While a high-level language may implement language semantics with the help of runtime libraries, it should be forbidden for a virtual machine to specify the semantics of instructions with the help of standard library beyond common data format definitions.
This is because, bytecodes, as well as other formal languages, should be able to be equipped with a formal semantics in terms of heaps, stacks, etc. That is where simplicity comes from: when something can be explained with mathematics, it is simple, precise and clear.
The mathematical lucidity of JVM is lost with the introduction of InvokeDynamic. The specification becomes more difficult to understand. The class file format now is complicated with many news entities just for InvokeDynamic: MethodHandleInfo, InvokeDynamicInfo, bootstrap methods, etc.
As a piece of foundational software, reliability and maintainability of JVM is vital for the software industry. As put by C. A. R. Hoare, that can only be achieved at the price of simplicity:
Reliability can be purchased only at the price of simplicity.

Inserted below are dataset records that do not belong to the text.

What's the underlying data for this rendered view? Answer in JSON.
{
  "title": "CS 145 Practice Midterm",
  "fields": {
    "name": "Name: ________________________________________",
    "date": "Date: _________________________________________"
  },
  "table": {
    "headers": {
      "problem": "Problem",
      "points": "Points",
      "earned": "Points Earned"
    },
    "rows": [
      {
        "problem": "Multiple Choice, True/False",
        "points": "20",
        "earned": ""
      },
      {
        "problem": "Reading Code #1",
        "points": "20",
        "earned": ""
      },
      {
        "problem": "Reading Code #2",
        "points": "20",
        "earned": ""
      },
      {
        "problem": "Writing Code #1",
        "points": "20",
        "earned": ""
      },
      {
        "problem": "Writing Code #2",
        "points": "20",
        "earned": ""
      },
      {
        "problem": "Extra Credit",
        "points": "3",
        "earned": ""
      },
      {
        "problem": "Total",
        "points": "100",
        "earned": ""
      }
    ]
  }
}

As an alternative, when there is a compelling need to extend the capacity of the JVM, introducing new native APIs is a much less devastating approach than introducing new instructions.

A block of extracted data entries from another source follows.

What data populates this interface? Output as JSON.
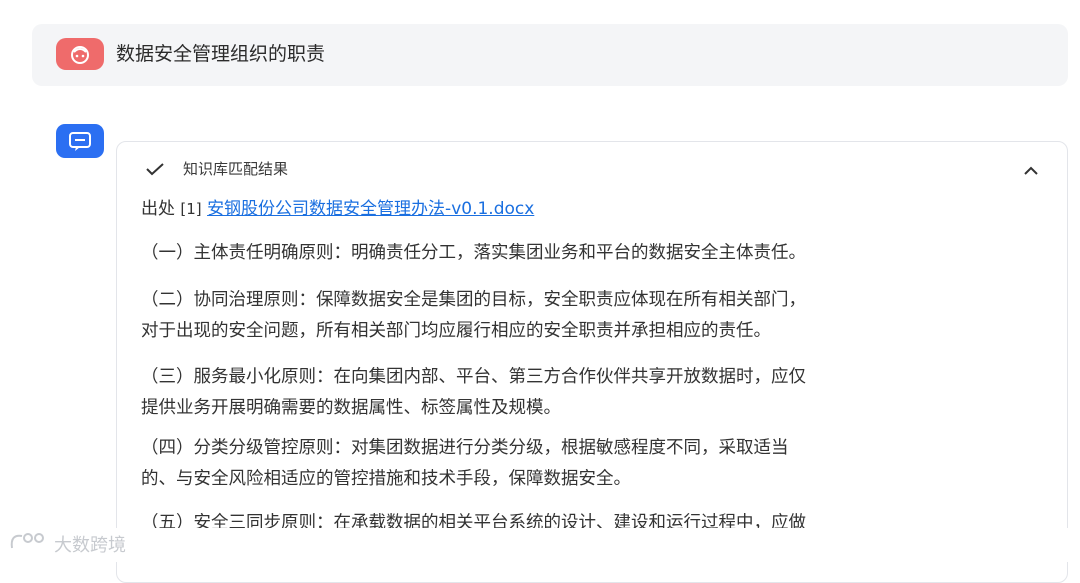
{
  "user": {
    "question": "数据安全管理组织的职责"
  },
  "answer": {
    "kb_header": "知识库匹配结果",
    "source_prefix": "出处",
    "source_index": "[1]",
    "source_link": "安钢股份公司数据安全管理办法-v0.1.docx",
    "principles": [
      {
        "lines": [
          "（一）主体责任明确原则：明确责任分工，落实集团业务和平台的数据安全主体责任。"
        ]
      },
      {
        "lines": [
          "（二）协同治理原则：保障数据安全是集团的目标，安全职责应体现在所有相关部门，",
          "对于出现的安全问题，所有相关部门均应履行相应的安全职责并承担相应的责任。"
        ]
      },
      {
        "lines": [
          "（三）服务最小化原则：在向集团内部、平台、第三方合作伙伴共享开放数据时，应仅",
          "提供业务开展明确需要的数据属性、标签属性及规模。"
        ]
      },
      {
        "lines": [
          "（四）分类分级管控原则：对集团数据进行分类分级，根据敏感程度不同，采取适当",
          "的、与安全风险相适应的管控措施和技术手段，保障数据安全。"
        ]
      },
      {
        "lines": [
          "（五）安全三同步原则：在承载数据的相关平台系统的设计、建设和运行过程中，应做"
        ]
      }
    ]
  },
  "icons": {
    "user_avatar": "user-avatar-icon",
    "bot_avatar": "bot-chat-icon",
    "check": "check-icon",
    "collapse": "chevron-up-icon"
  },
  "colors": {
    "user_avatar_bg": "#ef6b6b",
    "bot_avatar_bg": "#2b6ff2",
    "link": "#1a6fe0",
    "question_bar_bg": "#f4f5f7"
  },
  "watermark": {
    "text": "大数跨境"
  }
}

Impact on Research and Innovations around JVM
The instruction InvokeDynamic was later used to implement lambda expressions. As a result, nearly all programs will directly or indirectly use the instruction due to the pervasiveness of lambda expressions. The complexity of InvodeDynamic now impacts nearly every project that takes class files as input.
This is another mistake on top of the mistake of introducing InvokeDynamic in the very beginning. Lambda expressions can be easily implemented via inner classes without resorting to InvokeDynamic.

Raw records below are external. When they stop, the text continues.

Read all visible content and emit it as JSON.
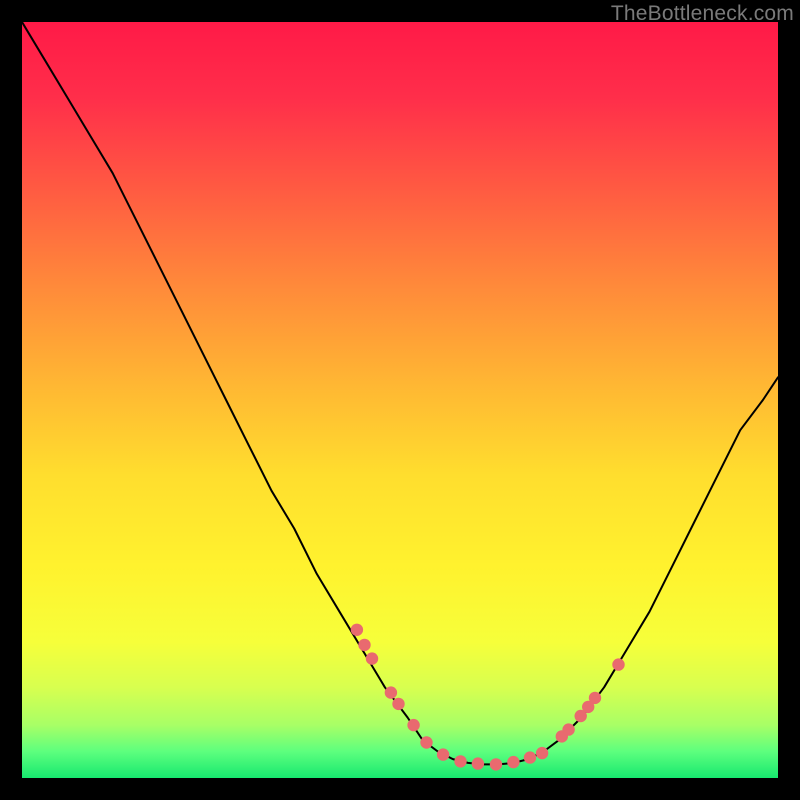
{
  "watermark": {
    "text": "TheBottleneck.com"
  },
  "gradient_stops": [
    {
      "offset": 0.0,
      "color": "#ff1a47"
    },
    {
      "offset": 0.1,
      "color": "#ff2e4a"
    },
    {
      "offset": 0.22,
      "color": "#ff5a42"
    },
    {
      "offset": 0.35,
      "color": "#ff8a3a"
    },
    {
      "offset": 0.48,
      "color": "#ffb733"
    },
    {
      "offset": 0.6,
      "color": "#ffde2e"
    },
    {
      "offset": 0.72,
      "color": "#fff22e"
    },
    {
      "offset": 0.82,
      "color": "#f6ff3a"
    },
    {
      "offset": 0.88,
      "color": "#d8ff4f"
    },
    {
      "offset": 0.93,
      "color": "#a8ff66"
    },
    {
      "offset": 0.965,
      "color": "#5dff7e"
    },
    {
      "offset": 1.0,
      "color": "#17e86f"
    }
  ],
  "chart_data": {
    "type": "line",
    "title": "",
    "xlabel": "",
    "ylabel": "",
    "xlim": [
      0,
      100
    ],
    "ylim": [
      0,
      100
    ],
    "grid": false,
    "legend": false,
    "series": [
      {
        "name": "bottleneck-curve",
        "x": [
          0,
          3,
          6,
          9,
          12,
          15,
          18,
          21,
          24,
          27,
          30,
          33,
          36,
          39,
          42,
          45,
          48,
          51,
          53,
          55,
          57,
          59,
          61,
          63,
          65,
          67,
          69,
          71,
          74,
          77,
          80,
          83,
          86,
          89,
          92,
          95,
          98,
          100
        ],
        "y": [
          100,
          95,
          90,
          85,
          80,
          74,
          68,
          62,
          56,
          50,
          44,
          38,
          33,
          27,
          22,
          17,
          12,
          8,
          5,
          3.5,
          2.5,
          2.0,
          1.8,
          1.8,
          2.0,
          2.5,
          3.5,
          5,
          8,
          12,
          17,
          22,
          28,
          34,
          40,
          46,
          50,
          53
        ]
      }
    ],
    "markers": {
      "name": "highlight-dots",
      "color": "#e96a6f",
      "points": [
        {
          "x": 44.3,
          "y": 19.6
        },
        {
          "x": 45.3,
          "y": 17.6
        },
        {
          "x": 46.3,
          "y": 15.8
        },
        {
          "x": 48.8,
          "y": 11.3
        },
        {
          "x": 49.8,
          "y": 9.8
        },
        {
          "x": 51.8,
          "y": 7.0
        },
        {
          "x": 53.5,
          "y": 4.7
        },
        {
          "x": 55.7,
          "y": 3.1
        },
        {
          "x": 58.0,
          "y": 2.2
        },
        {
          "x": 60.3,
          "y": 1.9
        },
        {
          "x": 62.7,
          "y": 1.8
        },
        {
          "x": 65.0,
          "y": 2.1
        },
        {
          "x": 67.2,
          "y": 2.7
        },
        {
          "x": 68.8,
          "y": 3.3
        },
        {
          "x": 71.4,
          "y": 5.5
        },
        {
          "x": 72.3,
          "y": 6.4
        },
        {
          "x": 73.9,
          "y": 8.2
        },
        {
          "x": 74.9,
          "y": 9.4
        },
        {
          "x": 75.8,
          "y": 10.6
        },
        {
          "x": 78.9,
          "y": 15.0
        }
      ]
    }
  }
}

The Opal project, which is an analysis framework for Java, even provides a InvokeDynamic rectifier to remove the usage of InvokeDynamic:
If you are a developer of static analyses and suffered from the pain of having to support Invokedynamic (Java 7+) - in other words, Java lambda expressions and method references - then this is the tool for you! OPAL’s project serializer rewrites Invokedynamic calls using plain-old standard Java bytecode instructions to facilitate the writing of static analyses! You no longer have to worry about Invokedynamics created by Java compilers.
The Soot analysis framework takes pains to remove the invokeDynamic-calls introduced by lambda expressions. Almost a decade after its introduction, programming language researchers are still struggling with the general usage of InvokeDynamic.
The problem is not restricted to academic research, it is also a pain for real world projects.
In Android, D8 replaces invokeDynamic-calls introduced by lambda expressions with generated inner classes. The same happens for GraalVM Native Image in order to support ahead-of-time compilation.
Java historically has a reputation for platform portability: compile once, run everywhere. Now Java is running on cloud machines, mobile phones as well as cards in your wallet.
The fact that the instruction InvokeDynamic unnecessarily complicates cross-platform support is damaging Java’s reputation of platform-portability and endangering Java’s future as we are witnessing emergence of new computing platforms, such as smart watches, glasses, cars, etc.
Conclusion
I argued in this post that the introduction of InvokeDynamic and the usage of it to implement lambda expressions are two mistakes in the history of Java/JVM. The mistakes damage Java/JVM’s reputation of platform portability and may have a negative impact on Java/JVM’s future.
I’d like to end the post with a quote from the physicist Richard Feynman:
You can’t make imperfections on a perfect thing — you have to have another perfect thing.